The Diamond Model of Intrusion Analysis is an approach to characterize the events of a network intrusion into one of four elements: adversary, capability/TTP, victim, and infrastructure. As the model’s creators explain, “in its simplest form, the model describes that an adversary deploys a capability over some infrastructure against a victim.” In intrusion analysis, one Diamond Model can be applied to each stage of the Cyber Kill Chain, effectively having seven different Diamond Models throughout the entire intrusion. Each piece of data from each stage of the Cyber Kill Chain can be mapped to one of the vertices of the Diamond Model. When these two models are applied together in intrusion analysis, the characteristics of the threat behind the intrusion are more easily revealed; and future intrusions can better be mitigated. 

Threat Data Feeds provide tactical level information about potential threat opportunities, capabilities, or individuals with hostile intent. For example, at the opportunities level, this may include information about new vulnerabilities in the company’s network. Indicators-of-compromise (IOCs) may be provided for new malwares that can be used to understand the capabilities of rising threats. Social media or dark web hacker forum data may reveal a threat actor who has conversed about your brand with hostile intent. Each piece of information on its own is not full CTI, however, when combined together and analyzed it can greatly assist an analyst. 

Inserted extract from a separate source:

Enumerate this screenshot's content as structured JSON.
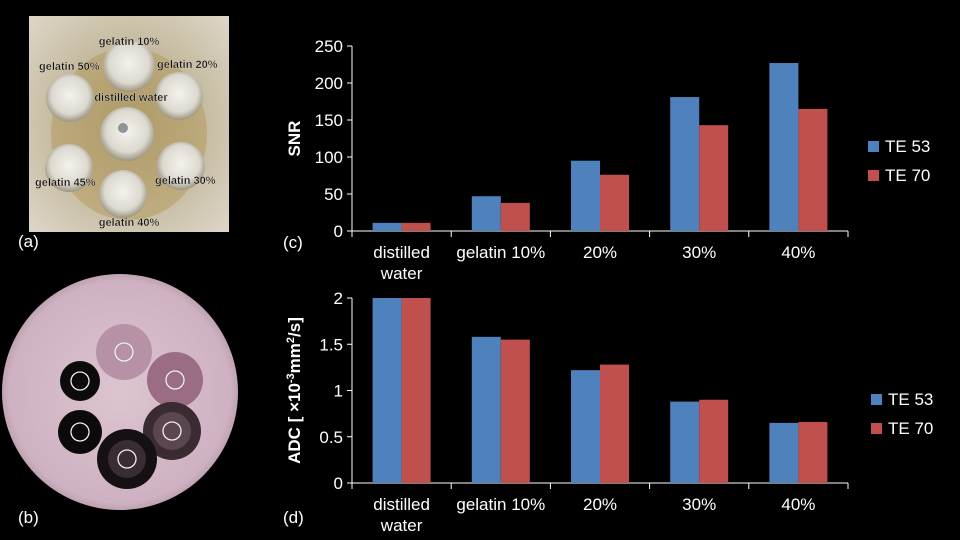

In CTI, Artificial Intelligence (AI) helps to solve the question of “how do I make sense of all this information?” In an age of big data, we often are confronted with far too much data to make sense of what is really important. Hidden in a crowd of harmless data, salient information can easily walk right in front of our eyes without us even knowing it. AI, however, can quickly and carefully process all of the data, revealing salient information that was previously unrecognized. CTI analysts can then take the processed data and properly analyze and produce it into true intelligence. CTI will always be a human activity, but all CTI analysts need AI to help in the process. Without it they get lost in oceans of data that alone can never be properly processed in time to take action. 

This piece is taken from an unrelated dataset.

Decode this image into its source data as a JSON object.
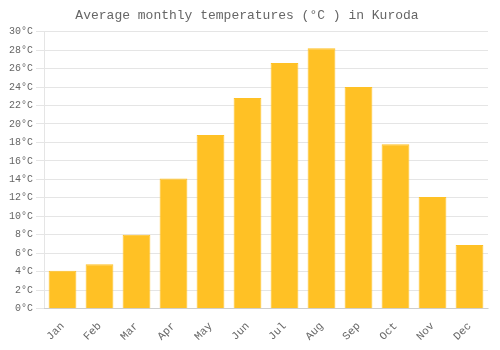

There are four areas to highlight where AI can assist CTI: external threats, internal anomalies, attribution, and forensics.  




Many threat actors are very active in online communities. By integrating and organizing data from text-based sources like social media, deep web public records and peer-to-peer domains, a threat actor’s intent, capabilities, and opportunity may be revealed. With AI, it is now possible to understand sentiment and analyze patterns of behavior and intent by analyzing petabytes of unstructured data –including files, emails, video, and network logs – from a single platform. Use of artificial intelligence enables more valuable exploration and indexing of large unstructured text-based data sources like these, while enriching the analysis. With such analysis, CTI analysts can quickly recognize key indicators that an individual may be a threat. 




Similar to external threats, the ability to detect unusual patterns in large data sets can be applied to internal data. AI can integrate, organize, and analyze any structured or unstructured data within your enterprise data to find the real anomalies that pose actual risks. 




Attribution of a threat is important for considering legal options and provides a means to understand and ultimately deter the criminal from attacking again. AI can capture and corroborate personally identifiable information (PII) used to profile criminals and link associates across external and enterprise data sets to provide detailed target intelligence.




When multinationals are breached, the scene of the crime often consists of evidence that is scattered around the globe. Critical evidence is discovered among incongruent forms including emails, leaked files, IP logs, Internet browser history and other unstructured data sets where no clear pattern exists. Acquisition and organization is important for the integrity of the investigation. AI can help examiners integrate, tag, log, and analyze information in real-time, thus enhancing live acquisition and evaluation in accordance with relevant IOS/IEC standards.